As investors, am sure we are always aiming to achieve the highest yield possible from all our investments. After researchers submitted their reports & when decision to purchase arrives, don’t you agree that it will be extremely marvelous if we are able to buy with very high confidence that we will be investing into a development that will continue to have strong demand regardless of the economic conditions.

Also, the chosen investment & the design should & must appeal to the core rental market as this is to ensure that the returns (%) will out-perform other investments, regardless of market conditions, either downturns or strong growth periods. There will always be a demand for affordable housing.

How do we calculate yield? Look at the total amount of rent collected per year minus the yearly interest you pay on your loan, then, divide that number with 12 and You’ll find your yield. Generally, we are looking for a minimum of 5-6% rental yield, anything lower that 5-6% you are not getting your monies worth.

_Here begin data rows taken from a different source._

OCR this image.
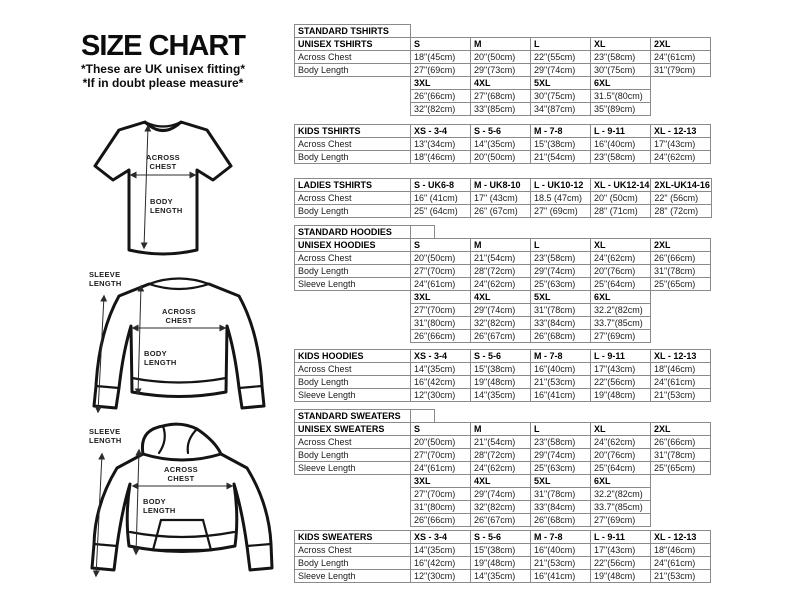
SIZE CHART
*These are UK unisex fitting*
*If in doubt please measure*
ACROSS
CHEST
BODY
LENGTH
SLEEVE
LENGTH
ACROSS
CHEST
BODY
LENGTH
SLEEVE
LENGTH
ACROSS
CHEST
BODY
LENGTH
STANDARD TSHIRTS					
UNISEX TSHIRTS	S	M	L	XL	2XL
Across Chest	18"(45cm)	20"(50cm)	22"(55cm)	23"(58cm)	24"(61cm)
Body Length	27"(69cm)	29"(73cm)	29"(74cm)	30"(75cm)	31"(79cm)
	3XL	4XL	5XL	6XL	
	26"(66cm)	27"(68cm)	30"(75cm)	31.5"(80cm)	
	32"(82cm)	33"(85cm)	34"(87cm)	35"(89cm)	
KIDS TSHIRTS	XS - 3-4	S - 5-6	M - 7-8	L - 9-11	XL - 12-13
Across Chest	13"(34cm)	14"(35cm)	15"(38cm)	16"(40cm)	17"(43cm)
Body Length	18"(46cm)	20"(50cm)	21"(54cm)	23"(58cm)	24"(62cm)
LADIES TSHIRTS	S - UK6-8	M - UK8-10	L - UK10-12	XL - UK12-14	2XL-UK14-16
Across Chest	16" (41cm)	17" (43cm)	18.5 (47cm)	20" (50cm)	22" (56cm)
Body Length	25" (64cm)	26" (67cm)	27" (69cm)	28" (71cm)	28" (72cm)
STANDARD HOODIES					
UNISEX HOODIES	S	M	L	XL	2XL
Across Chest	20"(50cm)	21"(54cm)	23"(58cm)	24"(62cm)	26"(66cm)
Body Length	27"(70cm)	28"(72cm)	29"(74cm)	20"(76cm)	31"(78cm)
Sleeve Length	24"(61cm)	24"(62cm)	25"(63cm)	25"(64cm)	25"(65cm)
	3XL	4XL	5XL	6XL	
	27"(70cm)	29"(74cm)	31"(78cm)	32.2"(82cm)	
	31"(80cm)	32"(82cm)	33"(84cm)	33.7"(85cm)	
	26"(66cm)	26"(67cm)	26"(68cm)	27"(69cm)	
KIDS HOODIES	XS - 3-4	S - 5-6	M - 7-8	L - 9-11	XL - 12-13
Across Chest	14"(35cm)	15"(38cm)	16"(40cm)	17"(43cm)	18"(46cm)
Body Length	16"(42cm)	19"(48cm)	21"(53cm)	22"(56cm)	24"(61cm)
Sleeve Length	12"(30cm)	14"(35cm)	16"(41cm)	19"(48cm)	21"(53cm)
STANDARD SWEATERS					
UNISEX SWEATERS	S	M	L	XL	2XL
Across Chest	20"(50cm)	21"(54cm)	23"(58cm)	24"(62cm)	26"(66cm)
Body Length	27"(70cm)	28"(72cm)	29"(74cm)	20"(76cm)	31"(78cm)
Sleeve Length	24"(61cm)	24"(62cm)	25"(63cm)	25"(64cm)	25"(65cm)
	3XL	4XL	5XL	6XL	
	27"(70cm)	29"(74cm)	31"(78cm)	32.2"(82cm)	
	31"(80cm)	32"(82cm)	33"(84cm)	33.7"(85cm)	
	26"(66cm)	26"(67cm)	26"(68cm)	27"(69cm)	
KIDS SWEATERS	XS - 3-4	S - 5-6	M - 7-8	L - 9-11	XL - 12-13
Across Chest	14"(35cm)	15"(38cm)	16"(40cm)	17"(43cm)	18"(46cm)
Body Length	16"(42cm)	19"(48cm)	21"(53cm)	22"(56cm)	24"(61cm)
Sleeve Length	12"(30cm)	14"(35cm)	16"(41cm)	19"(48cm)	21"(53cm)
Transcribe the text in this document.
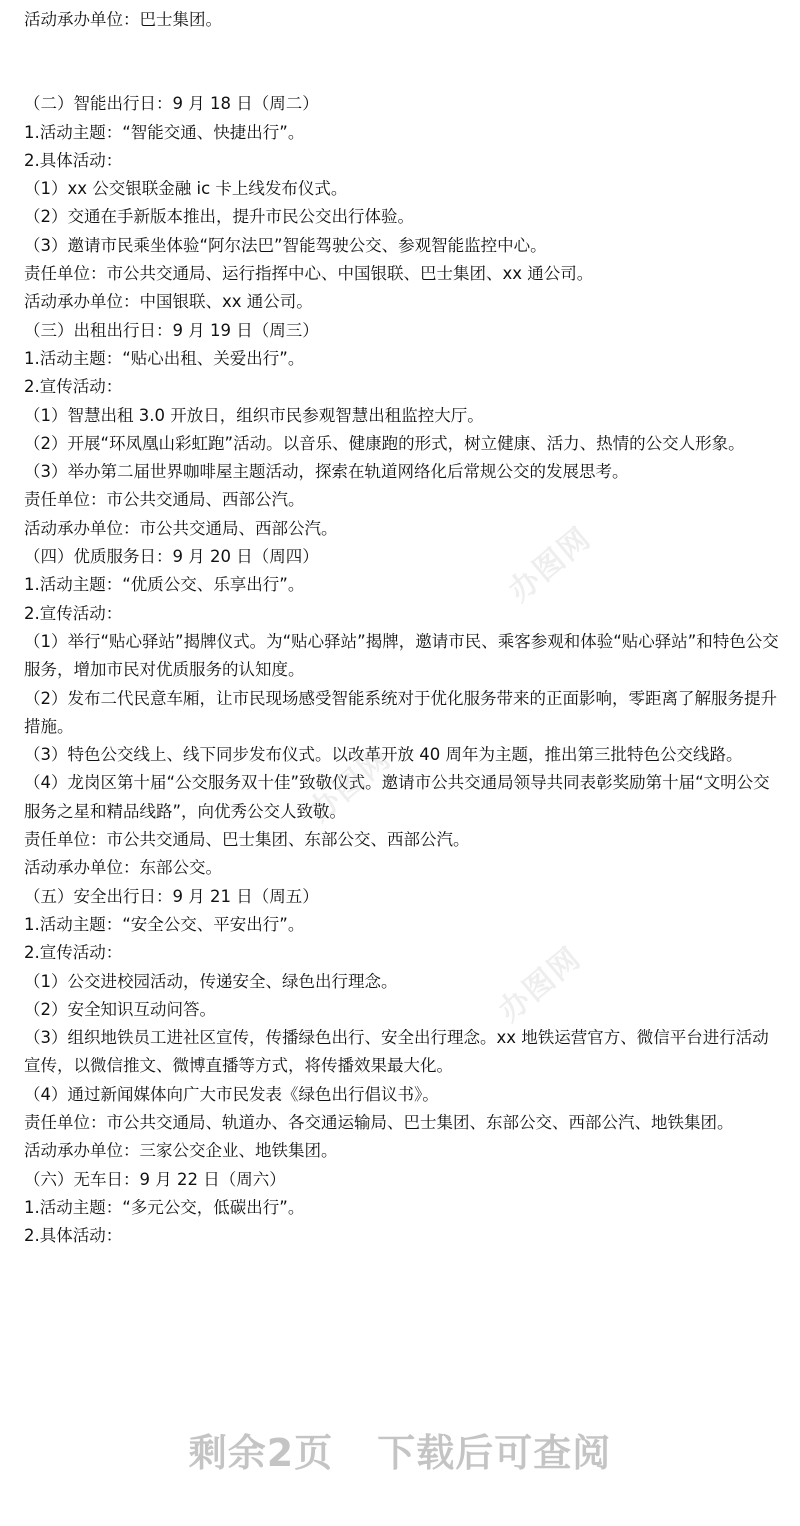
活动承办单位：巴士集团。

（二）智能出行日：9 月 18 日（周二）

1.活动主题：“智能交通、快捷出行”。

2.具体活动：

（1）xx 公交银联金融 ic 卡上线发布仪式。

（2）交通在手新版本推出，提升市民公交出行体验。

（3）邀请市民乘坐体验“阿尔法巴”智能驾驶公交、参观智能监控中心。

责任单位：市公共交通局、运行指挥中心、中国银联、巴士集团、xx 通公司。

活动承办单位：中国银联、xx 通公司。

（三）出租出行日：9 月 19 日（周三）

1.活动主题：“贴心出租、关爱出行”。

2.宣传活动：

（1）智慧出租 3.0 开放日，组织市民参观智慧出租监控大厅。

（2）开展“环凤凰山彩虹跑”活动。以音乐、健康跑的形式，树立健康、活力、热情的公交人形象。

（3）举办第二届世界咖啡屋主题活动，探索在轨道网络化后常规公交的发展思考。

责任单位：市公共交通局、西部公汽。

活动承办单位：市公共交通局、西部公汽。

（四）优质服务日：9 月 20 日（周四）

1.活动主题：“优质公交、乐享出行”。

2.宣传活动：

（1）举行“贴心驿站”揭牌仪式。为“贴心驿站”揭牌，邀请市民、乘客参观和体验“贴心驿站”和特色公交服务，增加市民对优质服务的认知度。

（2）发布二代民意车厢，让市民现场感受智能系统对于优化服务带来的正面影响，零距离了解服务提升措施。

（3）特色公交线上、线下同步发布仪式。以改革开放 40 周年为主题，推出第三批特色公交线路。

（4）龙岗区第十届“公交服务双十佳”致敬仪式。邀请市公共交通局领导共同表彰奖励第十届“文明公交服务之星和精品线路”，向优秀公交人致敬。

责任单位：市公共交通局、巴士集团、东部公交、西部公汽。

活动承办单位：东部公交。

（五）安全出行日：9 月 21 日（周五）

1.活动主题：“安全公交、平安出行”。

2.宣传活动：

（1）公交进校园活动，传递安全、绿色出行理念。

（2）安全知识互动问答。

（3）组织地铁员工进社区宣传，传播绿色出行、安全出行理念。xx 地铁运营官方、微信平台进行活动宣传，以微信推文、微博直播等方式，将传播效果最大化。

（4）通过新闻媒体向广大市民发表《绿色出行倡议书》。

责任单位：市公共交通局、轨道办、各交通运输局、巴士集团、东部公交、西部公汽、地铁集团。

活动承办单位：三家公交企业、地铁集团。

（六）无车日：9 月 22 日（周六）

1.活动主题：“多元公交，低碳出行”。

2.具体活动：

办图网
办图网
办图网
剩余2页 下载后可查阅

It is always good a practice to compare rental yield of multiple locations, just to have an idea of the average rental yield for each state. Thereafter, choose the location that offers the highest rental yield.

Don’t risk buying into the wrong area and then struggle to find a tenant. We should know that market is very dynamic & market condition changes. It may be a good rental market today as there is a shortage of rental properties in certain market. But times do change and the reverse may happen. Therefore, having solid fundamentals that appeal to tenants will always mitigate your risk of vacancy.

Start engaging researchers or we can talk to our appointed property agents & ask them to submit detailed homework. It is our right to get agents to present all market intelligence before you make any payments.